Is he right when he says most writers would do the same?
Perhaps so. But maybe it’s my family’s labor union heritage that makes me wonder if this is fair to the workers, in this case writers like myself.
Apparently other writers who once lauded the “content wants to be free” line are having second thought as well.
New York Times columnist John Tierney is one of the enthusiasts who praised the spirit of digital collaboration back in the 1990s. “[I]it did not occur to me that the Web’s ‘gift culture,’ as anthropologists called it, could turn into a mandatory potlatch for so many professions—including my own,” he recently wrote
In a new book, “You are not a Gadget,” computer scientist and musician Jaron Lanier is another enthusiast thinking twice. He once lauded the Internet’s potential to allow artists, writers and scientists around the world to share their work instantly.
In that vein, I’m admiring of “citizen journalists” like the anonymous Iranian who recently won
a Polk journalism award. He uploaded the video of a female student killed during the Iranian protests last June, sending it around the world. (The video was captured by an anonymous bystander, and sent by an Iranian doctor with an email message “please let the world know,” then uploaded by the anonymous Iranian in the Netherlands.)
I’m less worried than former Times journalist John Darnton
that this kind of bystander activity could somehow undermine the professionalism of journalism.
Without the brave young Burmese video reporters who risked their lives to film the government’s violent repression of the monk-led protests in 2007 and send their videos via internet overseas, the rest of the world would never have known what was happening. As the movie “Burma VJ”
movingly tells it, these young Burmese working with hidden cameras were motivated by a desire for political change, not professional compensation.
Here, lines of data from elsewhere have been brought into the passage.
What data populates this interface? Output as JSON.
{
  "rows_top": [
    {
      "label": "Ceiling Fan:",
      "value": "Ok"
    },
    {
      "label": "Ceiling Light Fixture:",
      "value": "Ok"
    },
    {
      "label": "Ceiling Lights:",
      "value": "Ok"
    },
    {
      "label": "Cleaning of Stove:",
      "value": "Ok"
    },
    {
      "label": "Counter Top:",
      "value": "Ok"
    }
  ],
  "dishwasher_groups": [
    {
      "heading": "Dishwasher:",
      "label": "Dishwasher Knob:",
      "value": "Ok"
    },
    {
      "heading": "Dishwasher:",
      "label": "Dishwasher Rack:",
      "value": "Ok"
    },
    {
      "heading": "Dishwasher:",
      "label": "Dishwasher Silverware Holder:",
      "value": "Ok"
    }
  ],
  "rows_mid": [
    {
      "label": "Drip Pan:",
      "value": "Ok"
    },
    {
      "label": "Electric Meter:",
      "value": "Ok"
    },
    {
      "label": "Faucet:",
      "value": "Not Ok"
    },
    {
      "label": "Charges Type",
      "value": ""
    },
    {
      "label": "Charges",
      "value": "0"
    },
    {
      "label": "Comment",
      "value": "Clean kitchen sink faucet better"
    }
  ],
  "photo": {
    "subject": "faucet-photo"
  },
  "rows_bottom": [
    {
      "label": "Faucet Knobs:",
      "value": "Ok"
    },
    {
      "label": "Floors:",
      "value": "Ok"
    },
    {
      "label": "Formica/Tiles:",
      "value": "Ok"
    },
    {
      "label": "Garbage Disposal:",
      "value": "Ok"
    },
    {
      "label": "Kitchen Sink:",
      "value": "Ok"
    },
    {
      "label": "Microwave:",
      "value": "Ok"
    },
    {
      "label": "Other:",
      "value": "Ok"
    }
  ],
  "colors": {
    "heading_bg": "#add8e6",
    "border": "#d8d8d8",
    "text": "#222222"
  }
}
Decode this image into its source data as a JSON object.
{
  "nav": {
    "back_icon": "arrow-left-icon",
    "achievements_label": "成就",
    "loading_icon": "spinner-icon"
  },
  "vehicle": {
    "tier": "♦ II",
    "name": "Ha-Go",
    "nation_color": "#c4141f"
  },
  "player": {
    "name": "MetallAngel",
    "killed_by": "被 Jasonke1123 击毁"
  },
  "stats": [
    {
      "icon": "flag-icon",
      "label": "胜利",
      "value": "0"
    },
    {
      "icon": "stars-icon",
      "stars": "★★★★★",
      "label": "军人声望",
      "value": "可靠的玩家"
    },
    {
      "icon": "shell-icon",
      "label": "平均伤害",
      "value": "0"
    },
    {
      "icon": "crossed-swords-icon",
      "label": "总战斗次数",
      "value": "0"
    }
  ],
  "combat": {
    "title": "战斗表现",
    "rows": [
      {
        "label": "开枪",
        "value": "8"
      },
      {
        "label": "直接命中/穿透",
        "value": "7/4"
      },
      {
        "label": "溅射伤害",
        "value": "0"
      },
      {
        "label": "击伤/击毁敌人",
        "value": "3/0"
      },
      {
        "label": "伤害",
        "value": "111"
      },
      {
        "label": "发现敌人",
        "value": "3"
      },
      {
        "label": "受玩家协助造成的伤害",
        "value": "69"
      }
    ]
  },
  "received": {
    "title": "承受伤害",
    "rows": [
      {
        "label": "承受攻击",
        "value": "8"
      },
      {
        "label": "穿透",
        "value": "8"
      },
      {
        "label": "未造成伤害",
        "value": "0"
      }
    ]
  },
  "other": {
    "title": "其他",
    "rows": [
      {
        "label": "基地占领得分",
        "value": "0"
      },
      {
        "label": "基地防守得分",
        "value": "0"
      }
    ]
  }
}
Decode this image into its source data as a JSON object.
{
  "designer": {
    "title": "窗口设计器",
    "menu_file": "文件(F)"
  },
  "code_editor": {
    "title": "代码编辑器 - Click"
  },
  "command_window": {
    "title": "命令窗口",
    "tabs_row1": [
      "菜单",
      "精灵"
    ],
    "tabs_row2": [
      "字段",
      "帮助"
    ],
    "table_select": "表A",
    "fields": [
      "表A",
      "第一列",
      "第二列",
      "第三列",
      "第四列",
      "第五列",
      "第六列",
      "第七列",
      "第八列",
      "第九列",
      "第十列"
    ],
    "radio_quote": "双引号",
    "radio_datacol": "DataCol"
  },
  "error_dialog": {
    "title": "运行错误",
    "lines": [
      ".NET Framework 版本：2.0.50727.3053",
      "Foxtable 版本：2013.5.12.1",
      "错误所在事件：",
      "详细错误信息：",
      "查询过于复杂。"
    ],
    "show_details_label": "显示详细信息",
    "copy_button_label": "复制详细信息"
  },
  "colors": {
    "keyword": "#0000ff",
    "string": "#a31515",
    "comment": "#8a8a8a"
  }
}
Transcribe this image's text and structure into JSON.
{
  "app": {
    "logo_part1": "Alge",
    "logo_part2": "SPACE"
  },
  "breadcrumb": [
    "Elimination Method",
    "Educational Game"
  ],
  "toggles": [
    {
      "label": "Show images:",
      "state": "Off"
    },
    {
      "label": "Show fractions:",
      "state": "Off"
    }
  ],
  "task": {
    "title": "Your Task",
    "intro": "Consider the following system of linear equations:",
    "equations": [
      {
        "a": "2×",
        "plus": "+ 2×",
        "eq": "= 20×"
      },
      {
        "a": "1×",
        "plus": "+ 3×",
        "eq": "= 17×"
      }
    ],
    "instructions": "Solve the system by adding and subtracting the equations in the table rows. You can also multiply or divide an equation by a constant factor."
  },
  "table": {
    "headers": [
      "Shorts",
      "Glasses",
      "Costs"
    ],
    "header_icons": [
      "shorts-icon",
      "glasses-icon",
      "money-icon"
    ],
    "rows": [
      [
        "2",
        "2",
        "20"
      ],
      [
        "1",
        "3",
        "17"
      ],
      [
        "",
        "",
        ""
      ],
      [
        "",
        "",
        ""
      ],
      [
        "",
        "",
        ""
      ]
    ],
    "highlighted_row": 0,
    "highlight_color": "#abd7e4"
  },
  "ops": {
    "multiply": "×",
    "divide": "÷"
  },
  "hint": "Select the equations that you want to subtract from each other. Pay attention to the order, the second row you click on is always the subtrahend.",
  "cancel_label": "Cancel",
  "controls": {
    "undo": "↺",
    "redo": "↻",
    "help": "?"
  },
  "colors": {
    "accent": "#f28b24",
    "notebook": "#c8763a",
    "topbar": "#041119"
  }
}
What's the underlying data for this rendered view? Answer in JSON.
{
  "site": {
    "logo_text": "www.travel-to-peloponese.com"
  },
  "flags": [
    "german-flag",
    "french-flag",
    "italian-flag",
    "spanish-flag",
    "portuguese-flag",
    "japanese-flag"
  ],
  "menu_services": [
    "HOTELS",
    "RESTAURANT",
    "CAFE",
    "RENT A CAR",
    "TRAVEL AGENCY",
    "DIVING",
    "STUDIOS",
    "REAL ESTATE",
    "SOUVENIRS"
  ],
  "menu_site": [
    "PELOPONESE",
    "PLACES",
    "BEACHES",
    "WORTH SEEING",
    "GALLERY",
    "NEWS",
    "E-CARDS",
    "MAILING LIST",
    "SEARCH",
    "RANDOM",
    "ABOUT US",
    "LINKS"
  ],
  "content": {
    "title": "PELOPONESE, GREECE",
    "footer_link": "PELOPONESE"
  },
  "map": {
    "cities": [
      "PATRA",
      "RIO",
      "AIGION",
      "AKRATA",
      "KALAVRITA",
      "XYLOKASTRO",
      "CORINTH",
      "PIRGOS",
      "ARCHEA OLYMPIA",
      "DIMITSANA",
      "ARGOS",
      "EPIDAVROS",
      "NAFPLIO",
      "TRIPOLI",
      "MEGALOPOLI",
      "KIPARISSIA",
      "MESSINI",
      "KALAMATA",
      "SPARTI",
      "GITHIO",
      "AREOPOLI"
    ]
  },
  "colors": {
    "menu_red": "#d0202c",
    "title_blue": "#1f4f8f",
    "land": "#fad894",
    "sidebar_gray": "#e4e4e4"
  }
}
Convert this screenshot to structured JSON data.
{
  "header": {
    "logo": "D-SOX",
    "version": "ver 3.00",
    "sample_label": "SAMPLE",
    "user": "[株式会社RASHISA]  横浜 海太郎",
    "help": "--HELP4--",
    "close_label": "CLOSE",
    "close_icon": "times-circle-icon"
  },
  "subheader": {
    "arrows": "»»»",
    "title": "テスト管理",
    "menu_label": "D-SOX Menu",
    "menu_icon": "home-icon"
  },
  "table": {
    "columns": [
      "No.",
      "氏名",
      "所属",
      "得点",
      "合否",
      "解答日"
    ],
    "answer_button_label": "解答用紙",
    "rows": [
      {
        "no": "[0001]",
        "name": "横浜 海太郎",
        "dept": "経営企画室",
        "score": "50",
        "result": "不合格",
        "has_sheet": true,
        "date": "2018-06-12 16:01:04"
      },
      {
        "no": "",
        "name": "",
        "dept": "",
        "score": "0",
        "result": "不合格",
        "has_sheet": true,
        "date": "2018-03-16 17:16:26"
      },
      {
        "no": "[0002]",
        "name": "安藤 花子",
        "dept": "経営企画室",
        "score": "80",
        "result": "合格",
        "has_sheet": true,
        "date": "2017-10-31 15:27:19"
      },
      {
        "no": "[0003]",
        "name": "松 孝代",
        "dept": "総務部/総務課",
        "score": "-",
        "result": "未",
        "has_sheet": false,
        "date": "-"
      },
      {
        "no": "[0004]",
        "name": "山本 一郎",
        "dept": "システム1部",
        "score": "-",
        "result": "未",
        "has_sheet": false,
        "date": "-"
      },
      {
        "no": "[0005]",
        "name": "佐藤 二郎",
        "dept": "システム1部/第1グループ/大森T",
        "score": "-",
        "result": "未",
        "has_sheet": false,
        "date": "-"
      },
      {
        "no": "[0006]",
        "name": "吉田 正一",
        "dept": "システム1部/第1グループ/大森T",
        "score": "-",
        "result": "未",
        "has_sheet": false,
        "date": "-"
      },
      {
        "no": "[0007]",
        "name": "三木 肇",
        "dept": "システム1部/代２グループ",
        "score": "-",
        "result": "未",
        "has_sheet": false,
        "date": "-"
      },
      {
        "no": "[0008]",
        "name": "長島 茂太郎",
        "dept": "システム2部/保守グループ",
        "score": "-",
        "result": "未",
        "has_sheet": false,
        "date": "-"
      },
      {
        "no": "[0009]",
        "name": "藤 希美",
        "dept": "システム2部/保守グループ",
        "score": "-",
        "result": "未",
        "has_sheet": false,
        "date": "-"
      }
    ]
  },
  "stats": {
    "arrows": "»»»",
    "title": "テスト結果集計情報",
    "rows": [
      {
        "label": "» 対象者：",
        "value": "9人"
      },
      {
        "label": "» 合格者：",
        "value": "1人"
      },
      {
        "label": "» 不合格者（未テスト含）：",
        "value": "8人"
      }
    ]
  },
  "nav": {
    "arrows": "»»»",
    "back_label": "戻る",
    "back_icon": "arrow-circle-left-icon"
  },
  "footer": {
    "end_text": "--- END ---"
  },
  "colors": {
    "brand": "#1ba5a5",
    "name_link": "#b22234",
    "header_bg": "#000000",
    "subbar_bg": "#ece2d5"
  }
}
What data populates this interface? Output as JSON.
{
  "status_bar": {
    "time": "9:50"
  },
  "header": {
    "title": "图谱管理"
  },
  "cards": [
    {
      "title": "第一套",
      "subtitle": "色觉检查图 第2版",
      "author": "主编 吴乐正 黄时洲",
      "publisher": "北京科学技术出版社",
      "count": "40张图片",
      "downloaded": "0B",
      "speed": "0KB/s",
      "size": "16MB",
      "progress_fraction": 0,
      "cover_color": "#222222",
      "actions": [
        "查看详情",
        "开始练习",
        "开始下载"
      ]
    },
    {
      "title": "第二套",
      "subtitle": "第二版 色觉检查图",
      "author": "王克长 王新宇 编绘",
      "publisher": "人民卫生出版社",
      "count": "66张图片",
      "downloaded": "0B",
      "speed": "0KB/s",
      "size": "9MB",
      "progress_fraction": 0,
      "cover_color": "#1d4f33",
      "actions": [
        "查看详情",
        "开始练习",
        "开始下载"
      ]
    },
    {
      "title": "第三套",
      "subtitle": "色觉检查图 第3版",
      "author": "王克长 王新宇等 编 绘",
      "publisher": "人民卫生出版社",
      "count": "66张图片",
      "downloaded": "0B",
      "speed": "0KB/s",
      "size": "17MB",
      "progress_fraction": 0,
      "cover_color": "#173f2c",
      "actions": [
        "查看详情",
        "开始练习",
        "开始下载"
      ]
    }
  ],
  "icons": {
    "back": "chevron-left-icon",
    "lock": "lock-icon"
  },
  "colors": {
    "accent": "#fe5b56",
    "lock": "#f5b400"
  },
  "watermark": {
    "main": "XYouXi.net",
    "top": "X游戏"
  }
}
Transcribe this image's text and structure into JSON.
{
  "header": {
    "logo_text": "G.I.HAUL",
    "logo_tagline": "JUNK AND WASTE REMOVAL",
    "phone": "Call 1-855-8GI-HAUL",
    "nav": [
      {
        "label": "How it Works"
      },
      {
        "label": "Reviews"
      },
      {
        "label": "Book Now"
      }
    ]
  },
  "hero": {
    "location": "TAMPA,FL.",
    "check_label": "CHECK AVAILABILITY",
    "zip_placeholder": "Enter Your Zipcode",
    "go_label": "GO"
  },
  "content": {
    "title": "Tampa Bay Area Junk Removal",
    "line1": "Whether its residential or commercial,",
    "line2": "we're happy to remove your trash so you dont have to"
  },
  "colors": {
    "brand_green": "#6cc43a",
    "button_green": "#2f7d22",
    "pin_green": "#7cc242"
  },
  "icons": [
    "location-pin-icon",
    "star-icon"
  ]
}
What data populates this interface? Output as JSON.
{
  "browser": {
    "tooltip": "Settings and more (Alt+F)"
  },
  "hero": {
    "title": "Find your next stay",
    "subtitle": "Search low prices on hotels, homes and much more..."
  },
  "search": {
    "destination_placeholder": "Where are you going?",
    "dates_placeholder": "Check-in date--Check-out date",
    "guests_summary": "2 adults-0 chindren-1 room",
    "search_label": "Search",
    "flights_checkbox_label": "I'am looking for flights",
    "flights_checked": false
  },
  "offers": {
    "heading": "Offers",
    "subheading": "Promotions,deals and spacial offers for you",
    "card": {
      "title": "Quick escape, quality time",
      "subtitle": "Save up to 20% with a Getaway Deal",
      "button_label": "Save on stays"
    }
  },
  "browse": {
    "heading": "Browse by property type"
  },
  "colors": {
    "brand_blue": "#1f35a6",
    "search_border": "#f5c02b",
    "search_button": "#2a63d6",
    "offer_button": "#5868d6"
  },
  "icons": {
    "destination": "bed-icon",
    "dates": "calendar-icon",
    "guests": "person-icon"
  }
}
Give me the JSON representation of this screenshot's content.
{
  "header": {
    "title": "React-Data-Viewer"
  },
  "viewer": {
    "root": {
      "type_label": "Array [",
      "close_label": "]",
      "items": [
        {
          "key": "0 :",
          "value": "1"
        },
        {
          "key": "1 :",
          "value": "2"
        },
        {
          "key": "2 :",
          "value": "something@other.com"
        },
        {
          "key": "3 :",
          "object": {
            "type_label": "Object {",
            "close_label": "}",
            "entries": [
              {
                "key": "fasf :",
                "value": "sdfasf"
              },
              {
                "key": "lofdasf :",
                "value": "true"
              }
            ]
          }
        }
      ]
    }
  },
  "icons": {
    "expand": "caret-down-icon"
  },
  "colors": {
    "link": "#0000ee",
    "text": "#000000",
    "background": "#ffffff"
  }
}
But Lanier argues the end result of all this instantaneous, free sharing has been a destructive new social contract for the rest of us.
“The basic idea of this contract,” he writes, is that authors, journalists, musicians and artists are encouraged to treat the fruits of their intellects and imaginations as fragments to be given without pay to the hive mind… Culture is to become precisely nothing but advertising.”
On Amazon. com, the author of the customer review
of Lanier’s book rated “most helpful” cites himself as an ironic example: Even his unpaid commentary is probably eyed by Amazon as yet another way to sell books!
No one has yet figured out how to charge for most of this activity.
To some extent today’s writers are no different from the legendary starving artist in the garret, driven to express her personal artistic vision even if she’s never rewarded monetarily.
When faced with the dwindling number of places willing to pay me to publish my stuff, simply putting my thoughts on the web without sifting them through an editor sometimes seems like a refreshing alternative—as I’m doing right now with this column.
Anyway, technofreaks often say that charging for digital content is a hopeless cause because hackers can get at just about anything. But as Lanier notes in his book, society doesn’t condone break-ins to homes and cars just because locks can easily be broken. The “free-open-culture ideology” is often used to cover the guilt of someone downloading music without paying for it, he argues-- though I doubt there’s much guilt there.
The result is much like a mob of looters, says Tierney. “When the majority of people feel entitled to someone else’s property, who’s going to stand in their way?”
I would add that writers are often saying, “Be my guest.”